If you have a alternating series you and put it though the nth term test you split the limit into two parts multiplying each other. One containing (-1)^n and another containing what its multiplied by. But the limit containing (-1)^n will always result in DNE(Does not exist) so if you multiply that by a number whatever the other limit answer is. Would that still be DNE? And would mean that the divergence test(nth term test) always passes with the alternating series since it does not equal 0 and always equals DNE. DNE times number
I saw some other questions on stack exchange similar but they did not answer my specific question about DNE so that is why I am asking.

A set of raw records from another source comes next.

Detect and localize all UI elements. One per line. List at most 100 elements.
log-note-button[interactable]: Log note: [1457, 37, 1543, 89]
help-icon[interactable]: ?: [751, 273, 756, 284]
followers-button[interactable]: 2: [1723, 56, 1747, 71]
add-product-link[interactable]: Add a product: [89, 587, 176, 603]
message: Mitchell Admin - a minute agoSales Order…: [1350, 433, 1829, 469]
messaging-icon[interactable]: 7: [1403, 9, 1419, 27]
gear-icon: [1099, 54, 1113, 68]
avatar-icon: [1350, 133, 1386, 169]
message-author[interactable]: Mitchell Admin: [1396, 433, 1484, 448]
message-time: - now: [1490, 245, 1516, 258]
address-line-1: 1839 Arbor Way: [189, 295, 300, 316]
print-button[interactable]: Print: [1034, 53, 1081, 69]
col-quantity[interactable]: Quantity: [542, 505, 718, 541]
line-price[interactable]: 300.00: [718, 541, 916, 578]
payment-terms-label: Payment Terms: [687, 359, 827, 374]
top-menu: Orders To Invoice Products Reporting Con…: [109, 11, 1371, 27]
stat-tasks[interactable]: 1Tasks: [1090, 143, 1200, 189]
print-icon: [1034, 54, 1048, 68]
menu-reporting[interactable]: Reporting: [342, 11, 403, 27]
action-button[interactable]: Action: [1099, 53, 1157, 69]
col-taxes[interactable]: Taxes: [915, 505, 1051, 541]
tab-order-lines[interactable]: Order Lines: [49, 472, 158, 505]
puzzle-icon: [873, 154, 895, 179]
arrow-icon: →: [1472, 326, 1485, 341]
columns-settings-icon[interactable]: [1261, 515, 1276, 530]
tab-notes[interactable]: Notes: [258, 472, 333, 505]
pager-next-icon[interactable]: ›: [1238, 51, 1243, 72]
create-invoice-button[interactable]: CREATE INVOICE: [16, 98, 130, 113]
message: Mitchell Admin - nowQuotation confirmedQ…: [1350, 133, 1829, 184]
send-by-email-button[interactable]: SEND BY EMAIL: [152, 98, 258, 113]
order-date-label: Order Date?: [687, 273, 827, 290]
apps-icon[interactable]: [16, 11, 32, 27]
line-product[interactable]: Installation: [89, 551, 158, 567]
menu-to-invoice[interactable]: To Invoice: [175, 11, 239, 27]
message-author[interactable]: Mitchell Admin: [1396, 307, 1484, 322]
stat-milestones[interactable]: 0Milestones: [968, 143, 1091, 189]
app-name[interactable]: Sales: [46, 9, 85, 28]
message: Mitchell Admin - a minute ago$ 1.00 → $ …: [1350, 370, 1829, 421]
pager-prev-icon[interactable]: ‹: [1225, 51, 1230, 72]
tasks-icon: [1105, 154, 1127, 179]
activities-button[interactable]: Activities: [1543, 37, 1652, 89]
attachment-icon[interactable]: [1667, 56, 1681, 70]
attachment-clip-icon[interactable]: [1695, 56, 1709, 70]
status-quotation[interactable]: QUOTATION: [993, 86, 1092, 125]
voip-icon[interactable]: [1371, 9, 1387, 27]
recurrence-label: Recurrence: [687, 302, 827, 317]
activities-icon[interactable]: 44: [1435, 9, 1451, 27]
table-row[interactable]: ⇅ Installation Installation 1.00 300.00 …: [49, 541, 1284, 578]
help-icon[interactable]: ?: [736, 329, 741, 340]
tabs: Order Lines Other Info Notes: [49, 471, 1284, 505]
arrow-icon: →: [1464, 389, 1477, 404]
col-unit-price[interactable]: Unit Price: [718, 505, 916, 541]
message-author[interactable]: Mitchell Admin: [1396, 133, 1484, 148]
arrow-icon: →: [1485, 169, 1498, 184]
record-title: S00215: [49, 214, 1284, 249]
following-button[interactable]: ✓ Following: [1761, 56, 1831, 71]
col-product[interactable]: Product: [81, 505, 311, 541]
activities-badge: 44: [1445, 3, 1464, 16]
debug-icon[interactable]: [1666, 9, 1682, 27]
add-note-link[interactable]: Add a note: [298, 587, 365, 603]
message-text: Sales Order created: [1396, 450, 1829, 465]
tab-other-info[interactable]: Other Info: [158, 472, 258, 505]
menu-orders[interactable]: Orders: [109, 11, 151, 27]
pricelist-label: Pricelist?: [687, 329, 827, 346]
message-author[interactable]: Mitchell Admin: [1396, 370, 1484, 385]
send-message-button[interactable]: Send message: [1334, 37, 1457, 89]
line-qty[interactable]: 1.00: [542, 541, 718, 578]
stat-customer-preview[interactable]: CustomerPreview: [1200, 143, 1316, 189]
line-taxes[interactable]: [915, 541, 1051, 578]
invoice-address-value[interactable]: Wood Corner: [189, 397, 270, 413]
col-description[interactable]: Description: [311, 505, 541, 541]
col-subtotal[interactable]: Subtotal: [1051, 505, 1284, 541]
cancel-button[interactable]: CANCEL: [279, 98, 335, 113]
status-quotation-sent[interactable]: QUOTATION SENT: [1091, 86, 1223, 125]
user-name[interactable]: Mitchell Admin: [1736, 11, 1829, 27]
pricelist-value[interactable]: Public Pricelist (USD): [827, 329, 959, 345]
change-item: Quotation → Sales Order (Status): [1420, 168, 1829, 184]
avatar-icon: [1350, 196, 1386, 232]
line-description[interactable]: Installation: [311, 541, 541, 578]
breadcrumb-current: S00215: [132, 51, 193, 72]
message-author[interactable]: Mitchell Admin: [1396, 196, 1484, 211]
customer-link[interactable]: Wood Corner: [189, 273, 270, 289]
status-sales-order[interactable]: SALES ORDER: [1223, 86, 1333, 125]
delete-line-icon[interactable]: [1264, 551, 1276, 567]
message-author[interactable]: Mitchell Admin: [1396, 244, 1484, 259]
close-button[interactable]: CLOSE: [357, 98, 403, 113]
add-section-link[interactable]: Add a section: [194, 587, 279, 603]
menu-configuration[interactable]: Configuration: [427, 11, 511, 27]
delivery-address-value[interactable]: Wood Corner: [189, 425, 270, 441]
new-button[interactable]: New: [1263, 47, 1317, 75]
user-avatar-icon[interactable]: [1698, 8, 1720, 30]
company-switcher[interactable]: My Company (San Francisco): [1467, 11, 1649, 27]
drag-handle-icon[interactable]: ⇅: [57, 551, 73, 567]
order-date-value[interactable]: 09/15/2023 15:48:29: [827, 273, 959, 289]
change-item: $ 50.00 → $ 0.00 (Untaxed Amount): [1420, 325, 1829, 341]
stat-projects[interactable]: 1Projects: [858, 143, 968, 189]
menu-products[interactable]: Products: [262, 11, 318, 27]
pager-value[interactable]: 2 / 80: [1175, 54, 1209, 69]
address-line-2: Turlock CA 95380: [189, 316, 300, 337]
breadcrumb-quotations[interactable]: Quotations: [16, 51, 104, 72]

Your method of taking limits is not good: you can't legitimately drag "nonsense/does not exist" limits through calculations whenever you want. If you have a sequence $a_n = b_nc_n$ where $\lim_{n \to \infty} b_n$ does not exist while $\lim_{n \to \infty} c_n$ exits, that does not mean $\lim_{n \to \infty}$ does not exist.
Example. Let $a_n = (-1)^n/n^2$, with $b_n = (-1)^n$ and $c_n = 1/n^2$. Then $\lim_{n \to \infty} b_n$ does not exist, $\lim_{n \to \infty} c_n = 0$, and $\lim_{n \to \infty} a_n = 0$.
Example. Let $a_n = 1/n = n/n^2$, with $b_n = n$ and $c_n = 1/n^2$. Then $\lim_{n \to \infty} b_n = \infty$, $\lim_{n \to \infty} c_n = 0$, and $\lim_{n \to \infty} a_n = 0$.
Example. Let $a_n = 1 = n/n$, with $b_n = n$ and $c_n = 1/n$. Then $\lim_{n \to \infty} b_n = \infty$, $\lim_{n \to \infty} c_n = 0$, and $\lim_{n \to \infty} a_n = 1$.